(The podcast is pretty technical overall, but the first 12 minutes or so are accessible for anyone).
For me, this articulated the most important and recurring issue I’ve experienced throughout my tech career: the difficulty in finding the language to bridge the gap between the business and engineering domains.
It’s why I’m so passionate about the concept of optionality in software, and why I write about it so extensively.
Observability, Major’s core focus, is a fantastic example of the power and value of optionality in software. There are many definitions of ‘observability’ out there, but Majors simplifies it as being “the intersection of code, system, and users”.
Observability tools give the power to interrogate your system and how it behaves in production environments in ways you might not have been able to predict beforehand.
This last point is particularly important.

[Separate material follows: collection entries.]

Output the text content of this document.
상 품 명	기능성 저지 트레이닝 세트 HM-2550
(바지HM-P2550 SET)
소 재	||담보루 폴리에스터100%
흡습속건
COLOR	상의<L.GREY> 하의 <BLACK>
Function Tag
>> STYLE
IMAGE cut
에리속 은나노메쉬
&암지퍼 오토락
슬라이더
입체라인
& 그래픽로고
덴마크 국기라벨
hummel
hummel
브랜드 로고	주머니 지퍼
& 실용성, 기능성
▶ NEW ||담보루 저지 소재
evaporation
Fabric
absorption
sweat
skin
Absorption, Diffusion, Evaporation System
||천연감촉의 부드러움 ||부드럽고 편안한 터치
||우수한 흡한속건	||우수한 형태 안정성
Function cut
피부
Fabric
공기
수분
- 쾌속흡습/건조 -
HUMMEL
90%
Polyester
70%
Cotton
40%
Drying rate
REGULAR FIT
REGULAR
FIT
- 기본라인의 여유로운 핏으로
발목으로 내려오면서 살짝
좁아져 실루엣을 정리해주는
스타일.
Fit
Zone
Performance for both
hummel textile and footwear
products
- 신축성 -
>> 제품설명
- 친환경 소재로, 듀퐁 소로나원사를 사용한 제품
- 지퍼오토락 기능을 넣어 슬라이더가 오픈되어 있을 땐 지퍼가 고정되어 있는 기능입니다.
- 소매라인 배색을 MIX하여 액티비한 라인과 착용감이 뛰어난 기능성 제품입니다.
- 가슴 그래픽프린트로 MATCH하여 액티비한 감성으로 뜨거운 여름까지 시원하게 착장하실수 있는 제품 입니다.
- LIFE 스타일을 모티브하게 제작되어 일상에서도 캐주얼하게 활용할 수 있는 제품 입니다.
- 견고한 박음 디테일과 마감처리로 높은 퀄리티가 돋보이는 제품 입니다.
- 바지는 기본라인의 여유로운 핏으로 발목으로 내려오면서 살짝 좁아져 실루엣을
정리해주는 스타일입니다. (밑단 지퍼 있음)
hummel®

Whether it’s debugging something that went wrong, or understanding why customers suddenly changed their behaviour on the checkout page, we’re often responding to unexpected events. Rarely can we predict what information we’re going to care about tomorrow.
Tracking specific actions or metrics are well and good if we’re dealing with known unknowns, but often useless for unknown unknowns.
Because of this observability tools, like Honeycomb (of which Major is the CTO), are generally great investments. This is because the optionality they provide drives the value of the software ever higher, especially in highly uncertain domains such as startup product iteration, when deploying complex systems like microservices, or when using generative, non-deterministic AI tools.
Being able to easily, cheaply and powerfully interrogate information at that “intersection of code, system, and users” gives you a huge amount of flexibility, for a relatively cheap upfront cost. And with protocols like OpenTelemetry, you can even avoid the pain of vendor lock-in.
These tools make engineers’ jobs much simpler and easier. But they also make a company’s software much more valuable.
This is a language both engineers and business executives can understand.
I’m not sponsored or in any way affiliated with The Pragmatic Engineer or Honeycomb. I just think they’re both, in their own way, excellent.